Teil 1: Weder Batman noch Graf Dracula
Hier fliegt seit Längerem ein Kauz durch die Glocken-Schallöffnungen ein und aus. Auch kleine Fenster nutzt der Vogel, um sein Quartier zu erreichen. «Schön für den Kauz, aber leider stört er die Grossen Mausohren und die Braunen Langohren bei der Aufzucht.» Denn im Sommerhalbjahr schliessen sich hier die Fledermausweibchen zu Gruppen, sogenannten Wochenstubenkolonien, zusammen, um ihre Jungen aufzuziehen.
Spalten verkleinert
Schon einmal hat Güttinger die Spalten verkleinert, um das Eindringen der Eulenart zu verhindern. Denn was 1981 ehrenamtlich begann, ist heute ein offizielles Mandat des Kantons: Der Biologe aus Nesslau ist zuständig für die Koordinationstelle des regionalen Fledermausschutzes.

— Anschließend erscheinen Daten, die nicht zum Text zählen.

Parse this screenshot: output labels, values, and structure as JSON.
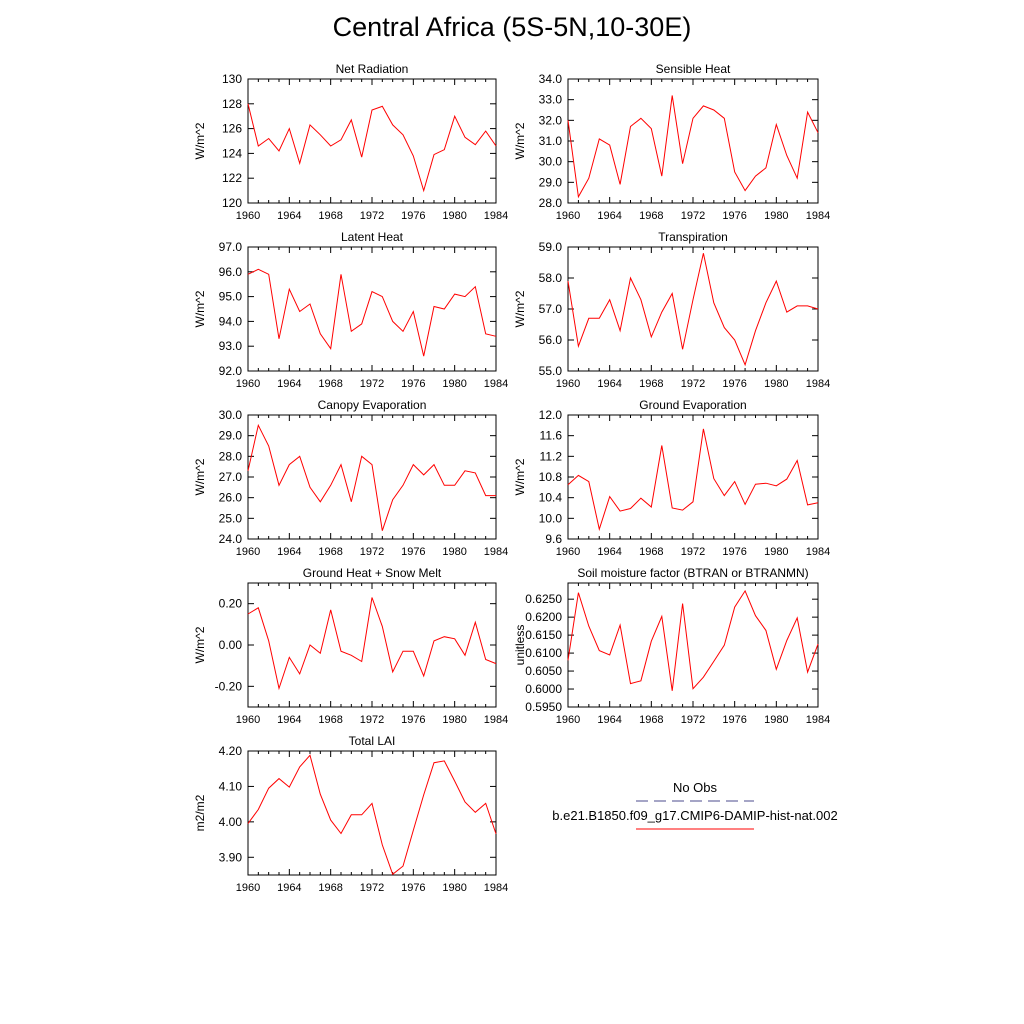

Daneben gibt es seit bald 20 Jahren den Verein Fledermausschutz, dessen Freiwillige und Mitglieder die Fledermauskolonien kontrollieren und begleiten. Diese passionierten Fledermausschützerinnen und -schützer betreuen Fledermausquartiere, helfen beim Monitoring bzw. beim Zählen der Tiere, räumen den Mist weg, sensibilisieren und informieren die Bevölkerung, Interessierte und Schulklassen, kurz: Sie setzen sich für die Erhaltung und Förderung von Fledermäusen in der Region ein. Die Öffentlichkeitsarbeit mit Vorträgen und die fachliche Ausbildung von Ehrenamtlichen fruchtet. Die Sympathie für Fledermäuse nimmt zu. Der Verein hat Fans in über 30 Gemeinden des Liechtensteinischen sowie der Kantone St. Gallen und beider Appenzell.
Der Kauz ist immer noch da
«Ich werde die Freiwilligen bitten, hier in Oberglatt im Kirchenschiff und Turm den Boden zu reinigen», erklärt René Güttinger beim Kontrollgang. Es muss nochmals sichergestellt werden, dass der Kauz an einem andern Ort sein Quartier aufgeschlagen hat. Jetzt zumindest sind die Anzeichen dafür klar, dass der Vogel zwischenzeitlich noch sporadisch im Turm hausen dürfte. Auf dem Bretterboden über den kolossalen Klangkörpern liegen Reste des Federkleides. Die Sprossen der Leiter, die noch weiter hinauf in die Spitze führt, sind mit Kot verunreinigt, verschissen. «Finden wir nach der Reinigung keine Spuren des Kauzes mehr, können wir die Fenster und Öffnungen so weit schliessen, dass die Fledermäuse hinein- und hinauskommen, der Kauz hingegen nicht mehr.»
Lösungen suchen
Die Vereinsarbeit läuft beim Toggenburger parallel zur Koordinationsstelle. Hier berät er bei Konflikten, sucht Lösungen mit Behörden, Förstern, Firmen und Hauseigentümern. Er kontrolliert die Quartiere, ist bei der jährlichen Bestandesaufnahme der Tiere dabei, erhebt Daten und erforscht so weiter das einzige Säugetier, das sich in die Lüfte schwingen kann. Das Wissen gibt der Biologe und Fotograf in Vorträgen weiter und er freut sich über Interessierte an den vom Verein organisierten Batnights. Güttinger stülpt sich bei der Arbeit nicht wie die Comicfigur eine Maske mit Ohren über Kopf und Gesicht. Mit Graf Dracula hat er keine Ähnlichkeit. Batman ist er trotzdem. Ganz der Übersetzung ins Deutsche entsprechend: ein Fledermausmann.
Seltene Tiere im Kanton St. Gallen
Fledermäuse in Kirchen des Kantons St. Gallen
Eine Grosszahl der 30 geschützten Fledermausarten der Schweiz hängen sich im Juni und Juli mit Vorliebe in alte Häuser oder Kirchen. Dort finden sie einen idealen Lebensraum. In einer losen Folge will der «Kirchenbote» diese treuen Kirchenmitglieder genauer beleuchten und dabei Themen streifen wie Koexistenz im Kulturgut, Renovationen von Häusern und Kirchen sowie Betreuung und Zählung der Fledermäuse. Zudem stellt er besondere Kolonien im Kanton St. Gallen vor. Fachlich werden die Artikel vom Toggenburger Fotografen und Biologen René Güttinger begleitet. Er ist kantonaler Fledermausschutz-Beauftragter Appenzell-St. Gallen.